Le mâle recula d’un pas. Puis d’un autre.
— Je comprends.
— Tu comprends quoi ?
— Moi non plus je ne me fais pas confiance.
— De quoi parles-tu ?
— Je le vois dans tes yeux. (Ruhn secoua la tête.) Et je comprends. Tu
essaies de concilier ce que tu as vu avec ce que tu aimerais que je sois. Je vis
en permanence avec ses souvenirs. Chaque jour, lorsque je ferme les yeux, je
me remémore les horreurs que j’ai commises. Et si je les oublie je n’ai qu’à
regarder mon reflet dans le miroir.
— Ruhn, ne décide pas de mes sentiments à ma place.

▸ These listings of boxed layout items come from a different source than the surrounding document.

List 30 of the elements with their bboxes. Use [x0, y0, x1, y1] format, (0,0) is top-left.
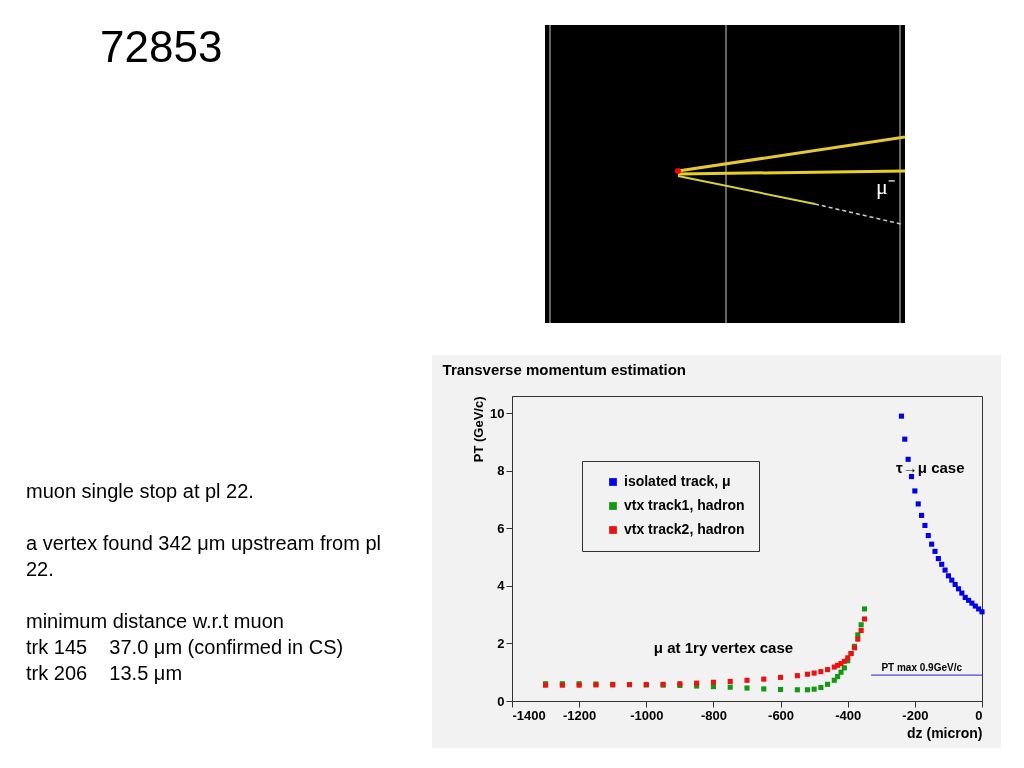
x-axis-title: dz (micron) [907, 724, 983, 741]
x-tick-label: -1200 [563, 707, 597, 723]
x-tick-label: -200 [902, 707, 929, 723]
x-tick-label: 0 [975, 707, 983, 723]
text: a vertex found 342 μm upstream from pl 22. [26, 531, 383, 582]
y-tick-label: 2 [497, 635, 505, 651]
legend-label: vtx track2, hadron [624, 521, 745, 537]
x-tick-label: -400 [835, 707, 862, 723]
y-tick-label: 10 [490, 405, 505, 421]
y-axis-title: PT (GeV/c) [471, 396, 487, 463]
annotation: μ at 1ry vertex case [653, 638, 794, 656]
text: minimum distance w.r.t muon [26, 609, 285, 634]
y-tick-label: 4 [497, 578, 506, 594]
legend-label: vtx track1, hadron [624, 497, 745, 513]
x-tick-label: -800 [700, 707, 727, 723]
legend-label: isolated track, μ [624, 473, 731, 489]
x-tick-label: -600 [768, 707, 795, 723]
text: muon single stop at pl 22. [26, 479, 255, 504]
series-label: PT max 0.9GeV/c [881, 662, 963, 674]
text: trk 145 37.0 μm (confirmed in CS) [26, 635, 345, 660]
y-tick-label: 0 [497, 693, 505, 709]
chart-title: Transverse momentum estimation [442, 361, 686, 378]
y-tick-label: 6 [497, 520, 505, 536]
y-tick-label: 8 [497, 463, 505, 479]
x-tick-label: -1400 [512, 707, 546, 723]
text: trk 206 13.5 μm [26, 661, 184, 686]
text: 72853 [100, 22, 223, 72]
annotation: τ→μ case [896, 458, 965, 476]
x-tick-label: -1000 [630, 707, 664, 723]
text: μ⁻ [876, 173, 895, 200]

Avec des gestes secs, le mâle ôta sa veste. Puis il se retourna et souleva son
tee-shirt jusqu’aux épaules.
Saxton eut un hoquet de stupeur. Son large dos était couvert de
cicatrices… sauf que, non, ce n’était pas ça. Il ne s’agissait pas de marques de
fouet. Les entailles de dix centimètres de long étaient bien trop régulières,
trop chirurgicales, et il y en avait au moins une trentaine, déployées autour de
la colonne vertébrale. On avait dû déverser du sel dessus aussitôt après les lui
avoir infligées, afin de s’assurer qu’elles ne disparaissent pas une fois la peau
régénérée.
— Trente-sept, annonça Ruhn sans détour. J’ai tué trente-sept mâles à
mains nues. Et, chaque fois, ils pratiquaient une entaille dans mon dos qui
faire voir mon score. On le faisait pour le public, pour qu’ils parient
davantage. Ça faisait partie du spectacle.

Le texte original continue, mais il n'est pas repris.